At the age of six, Lucas received devastating news: he had a rare form of brain tumor. The prognosis was grim, and his future seemed uncertain. Fast forward seven years, and Lucas, now 13, stands as a beacon of hope. There’s no sign of the once-debilitating tumor. Lucas, hailing from Belgium, is the first child worldwide to conquer brainstem glioma – a particularly aggressive form of brain cancer.
Dr. Jacques Grill, leading the brain tumor program at the Gustave Roussy Cancer Center in Paris, marvels at Lucas’s resilience. He recounts, “Lucas surpassed all expectations. Across a series of MRI scans, I witnessed the tumor vanish completely.” Diffuse intrinsic pontine glioma (DIPG), the technical name for this tumor, affects about 300 children in the United States and up to 100 in France annually.

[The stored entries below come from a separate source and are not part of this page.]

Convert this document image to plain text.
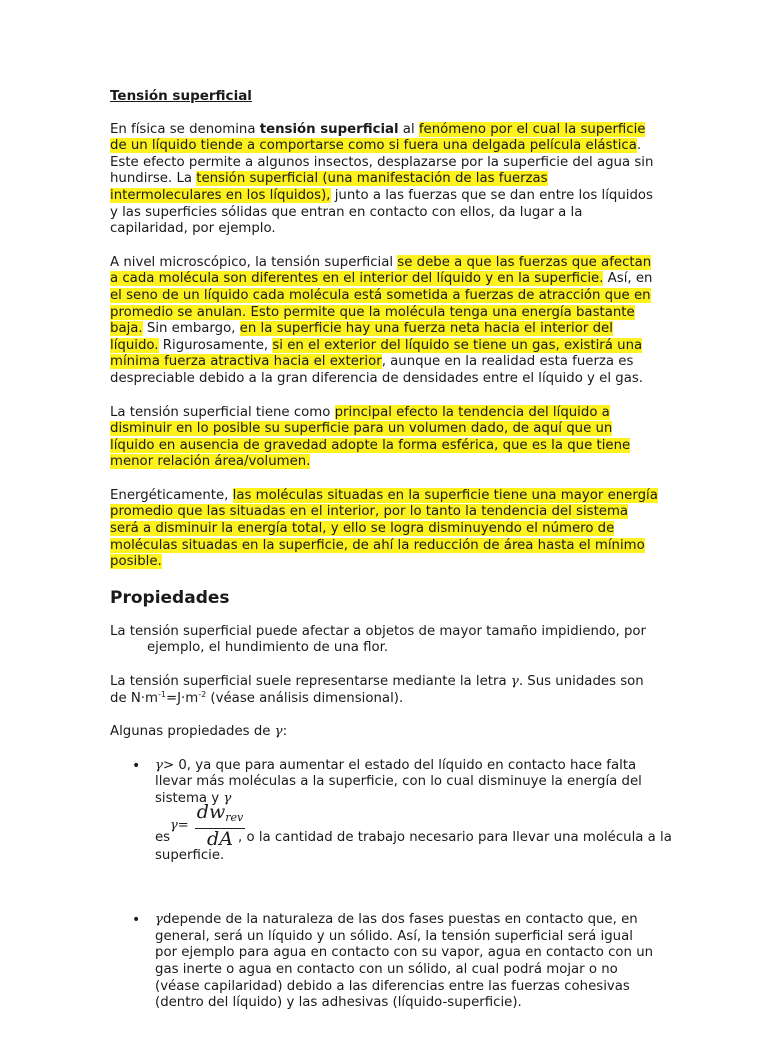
Tensión superficial

En física se denomina tensión superficial al fenómeno por el cual la superficie de un líquido tiende a comportarse como si fuera una delgada película elástica. Este efecto permite a algunos insectos, desplazarse por la superficie del agua sin hundirse. La tensión superficial (una manifestación de las fuerzas intermoleculares en los líquidos), junto a las fuerzas que se dan entre los líquidos y las superficies sólidas que entran en contacto con ellos, da lugar a la capilaridad, por ejemplo.

A nivel microscópico, la tensión superficial se debe a que las fuerzas que afectan a cada molécula son diferentes en el interior del líquido y en la superficie. Así, en el seno de un líquido cada molécula está sometida a fuerzas de atracción que en promedio se anulan. Esto permite que la molécula tenga una energía bastante baja. Sin embargo, en la superficie hay una fuerza neta hacia el interior del líquido. Rigurosamente, si en el exterior del líquido se tiene un gas, existirá una mínima fuerza atractiva hacia el exterior, aunque en la realidad esta fuerza es despreciable debido a la gran diferencia de densidades entre el líquido y el gas.

La tensión superficial tiene como principal efecto la tendencia del líquido a disminuir en lo posible su superficie para un volumen dado, de aquí que un líquido en ausencia de gravedad adopte la forma esférica, que es la que tiene menor relación área/volumen.

Energéticamente, las moléculas situadas en la superficie tiene una mayor energía promedio que las situadas en el interior, por lo tanto la tendencia del sistema será a disminuir la energía total, y ello se logra disminuyendo el número de moléculas situadas en la superficie, de ahí la reducción de área hasta el mínimo posible.

Propiedades

La tensión superficial puede afectar a objetos de mayor tamaño impidiendo, por
ejemplo, el hundimiento de una flor.

La tensión superficial suele representarse mediante la letra γ. Sus unidades son de $N\cdot m^{-1}=J\cdot m^{-2}$ (véase análisis dimensional).

Algunas propiedades de γ:

• γ> 0, ya que para aumentar el estado del líquido en contacto hace falta llevar más moléculas a la superficie, con lo cual disminuye la energía del sistema y γ
es
γ=
$dw_{rev}$
dA , o la cantidad de trabajo necesario para llevar una molécula a la
superficie.
• γdepende de la naturaleza de las dos fases puestas en contacto que, en general, será un líquido y un sólido. Así, la tensión superficial será igual por ejemplo para agua en contacto con su vapor, agua en contacto con un gas inerte o agua en contacto con un sólido, al cual podrá mojar o no (véase capilaridad) debido a las diferencias entre las fuerzas cohesivas (dentro del líquido) y las adhesivas (líquido-superficie).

As the medical community observes International Childhood Cancer Day, progress in childhood cancer treatment is celebrated. More than 85 percent of children now survive this type of brain cancer beyond five years post-diagnosis. Yet, for those with DIPG, the outlook remains bleak, with most succumbing within a year. Only 10 percent survive beyond two years, despite efforts to slow the tumor’s rapid growth through radiotherapy.

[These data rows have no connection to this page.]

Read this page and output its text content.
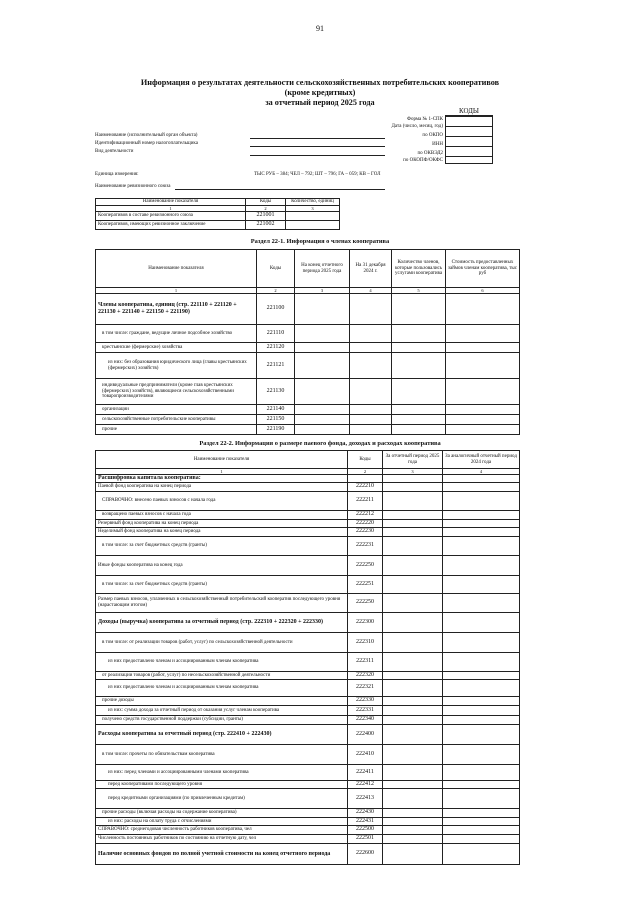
91
Информация о результатах деятельности сельскохозяйственных потребительских кооперативов
(кроме кредитных)
за отчетный период 2025 года
КОДЫ
Форма № 1-СПК
Дата (число, месяц, год)
по ОКПО
ИНН
по ОКВЭД2
по ОКОПФ/ОКФС
Наименование (исполнительный орган объекта)
Идентификационный номер налогоплательщика
Вид деятельности
Единица измерения:	ТЫС РУБ – 384; ЧЕЛ – 792; ШТ – 796; ГА – 059; КВ – ГОЛ
Наименование ревизионного союза
Наименование показателя	Коды	Количество, единиц
1	2	3
Кооперативов в составе ревизионного союза	221001	
Кооперативов, имеющих ревизионное заключение	221002	
Раздел 22-1. Информация о членах кооператива
Наименование показателя	Коды	На конец отчетного периода 2025 года	На 31 декабря 2024 г.	Количество членов, которые пользовались услугами кооператива	Стоимость предоставленных займов членам кооператива, тыс руб
1	2	3	4	5	6
Члены кооператива, единиц (стр. 221110 + 221120 + 221130 + 221140 + 221150 + 221190)	221100				
в том числе: граждане, ведущие личное подсобное хозяйство	221110				
крестьянские (фермерские) хозяйства	221120				
из них: без образования юридического лица (главы крестьянских (фермерских) хозяйств)	221121				
индивидуальные предприниматели (кроме глав крестьянских (фермерских) хозяйств), являющиеся сельскохозяйственными товаропроизводителями	221130				
организации	221140				
сельскохозяйственные потребительские кооперативы	221150				
прочие	221190				
Раздел 22-2. Информация о размере паевого фонда, доходах и расходах кооператива
Наименование показателя	Коды	За отчетный период 2025 года	За аналогичный отчетный период 2024 года
1	2	3	4
Расшифровка капитала кооператива:			
Паевой фонд кооператива на конец периода	222210		
СПРАВОЧНО: внесено паевых взносов с начала года	222211		
возвращено паевых взносов с начала года	222212		
Резервный фонд кооператива на конец периода	222220		
Неделимый фонд кооператива на конец периода	222230		
в том числе: за счет бюджетных средств (гранты)	222231		
Иные фонды кооператива на конец года	222250		
в том числе: за счет бюджетных средств (гранты)	222251		
Размер паевых взносов, уплаченных в сельскохозяйственный потребительский кооператив последующего уровня (нарастающим итогом)	222250		
Доходы (выручка) кооператива за отчетный период (стр. 222310 + 222320 + 222330)	222300		
в том числе: от реализации товаров (работ, услуг) по сельскохозяйственной деятельности	222310		
из них предоставлено членам и ассоциированным членам кооператива	222311		
от реализации товаров (работ, услуг) по несельскохозяйственной деятельности	222320		
из них предоставлено членам и ассоциированным членам кооператива	222321		
прочие доходы	222330		
из них: сумма дохода за отчетный период от оказания услуг членам кооператива	222331		
получено средств государственной поддержки (субсидии, гранты)	222340		
Расходы кооператива за отчетный период (стр. 222410 + 222430)	222400		
в том числе: прочеты по обязательствам кооператива	222410		
из них: перед членами и ассоциированными членами кооператива	222411		
перед кооперативами последующего уровня	222412		
перед кредитными организациями (по привлеченным кредитам)	222413		
прочие расходы (включая расходы на содержание кооператива)	222430		
из них: расходы на оплату труда с отчислениями	222431		
СПРАВОЧНО: среднегодовая численность работников кооператива, чел	222500		
Численность постоянных работников по состоянию на отчетную дату, чел	222501		
Наличие основных фондов по полной учетной стоимости на конец отчетного периода	222600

An Uncharted Journey for Lucas and His Family
Lucas and his family embarked on an unknown path when they enrolled him in the BIOMEDE trial in France. This trial explores innovative treatments for DIPG. Remarkably, Lucas responded positively to the drug everolimus, which he was randomly assigned. Doctors were astonished as his tumor vanished completely over subsequent MRI scans.
Although Lucas ceased taking the medication a year and a half ago, the tumor remains absent – an unprecedented occurrence in medical history. Dr. Grill attributes Lucas’s extraordinary recovery to the tumor’s unique genetic makeup, speculating that a rare mutation made it susceptible to the drug.